Nestled in the heart of Fairfield Rd. is a family owned and operated electrical equipment shop that has seen over 65 years of industrial, economic and social changes and is still around to tell about it. W.M. Beck & Sons strives to raise the standards on lawn equipment, parts and repairs.
“I don’t know where the time went,” W.M. Beck & Sons owner, Carrie Beck. “It doesn’t feel like I’ve been here for 65 years already.”
After William Beck’s death in 2007, her husband, Carrie gained control of the majority shares of the company with the minority being divided up among her five children; Judy, Rita, Bill, Doug and Herb. Now with 15 grandchildren, they’ve all worked in some capacity at the shop over the years. Throughout the repair shop and main offices, photographs of a close-knit family is displayed- evidence of the years past and the family that was created by the love of two special Beavercreek residents- William and Carrie Beck.
“Dad was a farmer before this. He basically got hay fever and couldn’t do anything without sneezing all the time. The doctor told him he had to stop farming. So, he sold out and bought a John Deer dealership, where the car wash is now [on Fairfield Rd.],” said Williams’ youngest son, Herb Beck. “The original building is not there anymore, of course, but he was there for a year or so.”
Like any good business, the room for expansion was needed. The building owner of the John Deer dealership wanted to raise Beck’s rent. Mr. Beck decided to go out on his own and purchased the current building across the street, in 1951. At the time, the Beck’s offered a speed shop as part of their tractor business. It wasn’t until 1974 that the building was expanded and underwent a facelift.
“Dad loved doing this stuff. Farmers would bring him stuff to fix all the time. He could weld, fabricate and anything else. So, having this shop was a natural fit for him. He only had a 6th grade education, but he could fix anything.”

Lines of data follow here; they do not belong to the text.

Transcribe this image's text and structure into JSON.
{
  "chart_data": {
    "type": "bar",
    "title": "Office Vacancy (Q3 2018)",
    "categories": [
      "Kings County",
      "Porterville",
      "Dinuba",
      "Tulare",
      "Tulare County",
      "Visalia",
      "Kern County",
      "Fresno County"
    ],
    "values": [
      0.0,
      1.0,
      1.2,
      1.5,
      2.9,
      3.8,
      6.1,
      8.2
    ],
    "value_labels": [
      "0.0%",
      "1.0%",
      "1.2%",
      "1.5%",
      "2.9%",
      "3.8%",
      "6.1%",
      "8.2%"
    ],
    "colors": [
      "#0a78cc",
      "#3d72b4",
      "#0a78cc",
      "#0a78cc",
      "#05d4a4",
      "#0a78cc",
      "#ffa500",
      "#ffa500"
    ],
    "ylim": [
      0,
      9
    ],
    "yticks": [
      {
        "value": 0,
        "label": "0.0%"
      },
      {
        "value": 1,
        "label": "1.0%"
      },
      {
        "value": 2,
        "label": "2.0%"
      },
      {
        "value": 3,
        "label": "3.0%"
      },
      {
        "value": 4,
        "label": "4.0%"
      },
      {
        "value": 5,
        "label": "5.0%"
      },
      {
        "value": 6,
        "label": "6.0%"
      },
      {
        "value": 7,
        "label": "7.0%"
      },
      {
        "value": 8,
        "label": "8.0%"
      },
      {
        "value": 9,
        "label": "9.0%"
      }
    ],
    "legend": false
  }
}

During the formative years of the business, William and Carrie were Beavercreek School bus drivers. Although, Williams’ school bus days dwindled as the business blossomed, Carrie continued driving for over 20 years, all the while keeping the books for the company until they incorporated. With the family helping out at the shop, business was good. There was a time the shop had up to 19 employees. Now, they have eight. Times have changed for small business owners since the creation of big chain stores and economic changes in society. And, like many small businesses, W.M. Beck & Sons experienced their fair share of business shifting over the years.
“The farm equipment stopped selling because farms sold and became housing developments. So, we shifted business to lawn and garden equipment. It slowly evolved and we did really well there for a long time in lawn mowers. But, in the 90’s when chain stores started coming in the area, they just ate up our market,” Herb said. “Business has changed a lot. But, what the big chains don’t have that we have is years of knowledge and experience. My brother, Doug has been here over 50 years and I’ve been here for 49 years. Our mechanic has been in the business for about 40 years. If a customer has a question, we have an answer.”
W.M. Beck & Sons supported the community they lived and worked throughout the years by supporting local sports such as the Beavercreek Community Athletic Association, Eager Beaver Football Club, and sport leagues at Rotary Park. Beck’s son, Bill has been on the board of the Greene County Career Center helping students in the small engine repair program for over 15 years. The Beck’s offer jobs to the students to help them develop their skills. “We’ve had quite a few kids from the career center, and a lot of them have gone on to do really well,” Herb said. “People don’t know what my dad did for the community because he didn’t go around telling people.”
Besides the Beck’s children, Herb and Doug, they have all retired. Doug is getting ready to retire in the next couple of years, but Herb doesn’t have any plans of going anywhere.
“I enjoy doing what I do,” Herb said. “I could’ve made a whole lot more money doing something else but, I really enjoy doing what I’m doing. You can’t put a price on that.”